I have to make a rather disappointing comment on the quality of average Bengali educated persons engaged in agriculture trade or even in services like medical profession. I now speak from my personal experience. I came all the way to Bengal to transact business in agriculture. The average quality, the honesty, the motivation to keep up one’s words are all very poor, very pathetic.

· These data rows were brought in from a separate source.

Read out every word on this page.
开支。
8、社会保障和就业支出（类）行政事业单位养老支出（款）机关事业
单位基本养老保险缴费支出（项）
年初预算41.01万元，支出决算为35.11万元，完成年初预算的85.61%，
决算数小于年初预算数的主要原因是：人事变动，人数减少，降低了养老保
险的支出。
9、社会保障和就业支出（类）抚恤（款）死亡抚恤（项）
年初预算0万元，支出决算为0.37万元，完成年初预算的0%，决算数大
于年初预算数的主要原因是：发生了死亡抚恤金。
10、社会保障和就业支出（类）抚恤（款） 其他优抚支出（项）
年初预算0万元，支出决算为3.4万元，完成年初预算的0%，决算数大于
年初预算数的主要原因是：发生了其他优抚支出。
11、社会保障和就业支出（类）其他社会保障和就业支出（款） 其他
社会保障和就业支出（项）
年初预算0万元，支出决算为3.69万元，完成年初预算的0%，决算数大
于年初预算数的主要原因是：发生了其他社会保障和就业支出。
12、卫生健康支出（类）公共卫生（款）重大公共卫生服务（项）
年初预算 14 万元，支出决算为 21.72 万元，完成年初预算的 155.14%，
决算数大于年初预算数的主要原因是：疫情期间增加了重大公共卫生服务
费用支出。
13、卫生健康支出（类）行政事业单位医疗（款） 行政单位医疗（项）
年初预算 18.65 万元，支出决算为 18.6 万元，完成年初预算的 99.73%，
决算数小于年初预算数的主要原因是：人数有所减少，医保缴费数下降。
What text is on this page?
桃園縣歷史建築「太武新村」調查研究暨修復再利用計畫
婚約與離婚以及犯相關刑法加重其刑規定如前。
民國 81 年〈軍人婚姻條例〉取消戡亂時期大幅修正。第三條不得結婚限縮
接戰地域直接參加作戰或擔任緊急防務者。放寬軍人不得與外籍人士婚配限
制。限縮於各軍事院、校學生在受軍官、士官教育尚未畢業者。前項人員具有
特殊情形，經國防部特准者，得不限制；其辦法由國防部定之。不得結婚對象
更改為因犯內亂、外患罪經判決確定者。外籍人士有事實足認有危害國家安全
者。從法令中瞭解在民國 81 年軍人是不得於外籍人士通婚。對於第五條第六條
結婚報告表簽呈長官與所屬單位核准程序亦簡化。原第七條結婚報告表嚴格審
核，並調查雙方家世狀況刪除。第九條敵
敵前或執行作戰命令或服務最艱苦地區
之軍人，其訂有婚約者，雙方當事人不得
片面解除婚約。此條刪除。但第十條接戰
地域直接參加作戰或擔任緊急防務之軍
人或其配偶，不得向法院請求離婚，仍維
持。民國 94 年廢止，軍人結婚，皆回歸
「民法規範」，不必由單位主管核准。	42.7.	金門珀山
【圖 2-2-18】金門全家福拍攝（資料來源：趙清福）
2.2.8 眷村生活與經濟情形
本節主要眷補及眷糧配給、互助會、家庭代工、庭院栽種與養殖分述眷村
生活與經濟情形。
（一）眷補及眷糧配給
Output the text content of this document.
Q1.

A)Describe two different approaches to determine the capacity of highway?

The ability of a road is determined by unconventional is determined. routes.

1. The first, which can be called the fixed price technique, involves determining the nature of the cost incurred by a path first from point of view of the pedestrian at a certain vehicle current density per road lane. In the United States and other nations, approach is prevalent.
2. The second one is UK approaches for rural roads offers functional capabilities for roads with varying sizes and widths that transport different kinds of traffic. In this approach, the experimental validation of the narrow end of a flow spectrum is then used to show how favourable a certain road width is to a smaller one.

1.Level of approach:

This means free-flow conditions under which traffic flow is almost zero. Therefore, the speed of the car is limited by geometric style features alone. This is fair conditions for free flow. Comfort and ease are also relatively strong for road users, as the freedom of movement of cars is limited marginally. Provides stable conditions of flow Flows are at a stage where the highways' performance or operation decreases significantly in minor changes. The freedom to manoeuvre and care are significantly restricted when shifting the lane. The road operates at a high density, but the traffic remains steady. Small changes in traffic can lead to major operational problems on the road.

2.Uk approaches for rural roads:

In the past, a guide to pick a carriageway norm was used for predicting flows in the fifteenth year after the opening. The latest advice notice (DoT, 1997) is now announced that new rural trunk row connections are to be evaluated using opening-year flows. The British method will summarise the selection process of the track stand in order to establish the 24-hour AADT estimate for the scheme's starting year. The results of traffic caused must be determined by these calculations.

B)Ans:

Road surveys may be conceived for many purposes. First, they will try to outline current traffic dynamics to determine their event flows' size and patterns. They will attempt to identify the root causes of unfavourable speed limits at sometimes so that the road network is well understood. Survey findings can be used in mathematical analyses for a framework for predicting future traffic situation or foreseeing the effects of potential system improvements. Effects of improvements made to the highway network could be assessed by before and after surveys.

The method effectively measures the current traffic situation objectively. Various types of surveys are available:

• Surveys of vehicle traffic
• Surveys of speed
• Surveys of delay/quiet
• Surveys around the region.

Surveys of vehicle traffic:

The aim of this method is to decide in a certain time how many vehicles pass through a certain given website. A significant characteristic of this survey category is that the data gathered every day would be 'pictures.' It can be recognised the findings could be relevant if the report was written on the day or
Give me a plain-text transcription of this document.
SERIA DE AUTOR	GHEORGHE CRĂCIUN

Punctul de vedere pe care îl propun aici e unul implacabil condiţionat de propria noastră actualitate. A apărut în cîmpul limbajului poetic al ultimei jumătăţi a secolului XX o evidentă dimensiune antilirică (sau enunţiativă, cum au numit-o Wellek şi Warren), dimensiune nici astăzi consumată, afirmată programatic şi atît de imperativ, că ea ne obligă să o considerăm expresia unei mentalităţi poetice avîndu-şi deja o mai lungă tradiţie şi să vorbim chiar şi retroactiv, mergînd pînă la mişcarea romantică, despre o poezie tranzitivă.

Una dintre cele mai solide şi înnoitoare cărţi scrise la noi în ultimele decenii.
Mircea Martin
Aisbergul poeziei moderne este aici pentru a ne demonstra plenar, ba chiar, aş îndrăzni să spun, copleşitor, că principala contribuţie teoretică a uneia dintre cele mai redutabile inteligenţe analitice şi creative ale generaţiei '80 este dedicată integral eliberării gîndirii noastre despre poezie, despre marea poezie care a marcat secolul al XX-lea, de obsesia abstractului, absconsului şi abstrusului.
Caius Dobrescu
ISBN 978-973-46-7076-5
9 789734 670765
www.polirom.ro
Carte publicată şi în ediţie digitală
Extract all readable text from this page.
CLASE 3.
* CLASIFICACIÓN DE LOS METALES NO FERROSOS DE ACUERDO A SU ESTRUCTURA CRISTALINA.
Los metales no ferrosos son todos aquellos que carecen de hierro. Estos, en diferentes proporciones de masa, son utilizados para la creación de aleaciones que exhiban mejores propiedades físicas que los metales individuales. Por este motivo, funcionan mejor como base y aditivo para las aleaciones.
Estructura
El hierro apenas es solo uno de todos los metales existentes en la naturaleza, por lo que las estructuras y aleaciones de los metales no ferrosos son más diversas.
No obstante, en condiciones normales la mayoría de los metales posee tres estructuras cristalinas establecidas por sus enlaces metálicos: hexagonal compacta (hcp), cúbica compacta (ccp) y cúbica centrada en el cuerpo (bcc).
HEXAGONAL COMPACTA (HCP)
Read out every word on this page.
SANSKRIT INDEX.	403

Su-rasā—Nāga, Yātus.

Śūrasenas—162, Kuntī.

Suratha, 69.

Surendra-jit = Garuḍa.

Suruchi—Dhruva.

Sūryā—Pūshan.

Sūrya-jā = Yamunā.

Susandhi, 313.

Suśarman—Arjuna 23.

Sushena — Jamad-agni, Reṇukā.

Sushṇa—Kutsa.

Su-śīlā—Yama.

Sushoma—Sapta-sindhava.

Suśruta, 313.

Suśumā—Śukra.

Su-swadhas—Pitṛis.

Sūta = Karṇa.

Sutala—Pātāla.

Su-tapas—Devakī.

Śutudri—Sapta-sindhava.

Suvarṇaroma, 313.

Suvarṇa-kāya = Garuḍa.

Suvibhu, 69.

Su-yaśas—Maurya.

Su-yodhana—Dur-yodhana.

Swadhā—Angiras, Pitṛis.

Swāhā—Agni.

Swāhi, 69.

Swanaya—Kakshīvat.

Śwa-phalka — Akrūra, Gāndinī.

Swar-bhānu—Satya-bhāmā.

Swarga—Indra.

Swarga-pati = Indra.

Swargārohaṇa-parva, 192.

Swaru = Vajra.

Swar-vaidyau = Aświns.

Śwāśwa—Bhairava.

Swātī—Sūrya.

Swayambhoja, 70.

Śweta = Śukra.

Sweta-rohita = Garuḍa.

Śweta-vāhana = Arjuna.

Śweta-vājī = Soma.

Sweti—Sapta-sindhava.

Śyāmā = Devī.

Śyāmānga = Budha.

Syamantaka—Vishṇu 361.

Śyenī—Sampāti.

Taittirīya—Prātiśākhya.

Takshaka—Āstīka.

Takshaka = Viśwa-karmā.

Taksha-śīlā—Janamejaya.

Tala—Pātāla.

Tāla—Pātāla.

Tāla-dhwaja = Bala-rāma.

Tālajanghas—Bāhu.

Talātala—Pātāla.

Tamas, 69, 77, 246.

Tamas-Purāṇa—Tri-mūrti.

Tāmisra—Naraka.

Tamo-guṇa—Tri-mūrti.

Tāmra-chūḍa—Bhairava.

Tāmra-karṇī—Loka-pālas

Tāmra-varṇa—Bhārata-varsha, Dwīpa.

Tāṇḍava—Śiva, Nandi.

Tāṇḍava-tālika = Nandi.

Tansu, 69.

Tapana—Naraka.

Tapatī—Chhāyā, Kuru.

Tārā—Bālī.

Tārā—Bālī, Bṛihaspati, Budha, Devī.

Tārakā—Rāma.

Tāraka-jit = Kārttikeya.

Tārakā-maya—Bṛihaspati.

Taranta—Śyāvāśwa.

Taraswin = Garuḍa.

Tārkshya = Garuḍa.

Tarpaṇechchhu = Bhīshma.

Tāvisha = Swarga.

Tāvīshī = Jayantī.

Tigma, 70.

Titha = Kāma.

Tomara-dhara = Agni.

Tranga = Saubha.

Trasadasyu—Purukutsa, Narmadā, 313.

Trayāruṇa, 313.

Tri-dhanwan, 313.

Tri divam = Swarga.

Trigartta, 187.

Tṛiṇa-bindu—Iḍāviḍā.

How can one does business with such irresponsible behaviour? With such dishonesty, the insensitivity to losses to customers, to the other partners in businesses. But then, there doesn’t seem to be any such honesty in business dealings in Northern parts of India. Unless the new generation, educated young farmers/farmer entrepreneurs/businessmen learn to become reliable buyers/reliable suppliers, there is no future for quick modernisation in the new generation agriculture and agricultural modernisation. There is a great deal to learn by Bengal from other States!
The Bengal interiors, near and the areas surrounding Santiniketan, seemed to be living in another age, a primitive age. The faces of the rural Bengal made me feel so sad. The areas seemed to have stood still, while everywhere, in other parts of India there is so much change and so much hope.
Yes, there is a whole new colony or colonies of Bengalis that have sprung up near the Apollo hospital in Chennai. I asked one family from where they come from. They said:” From Siliguri”. What a shame, I thought. Siliguri to Chennai, all the way to get medical treatment!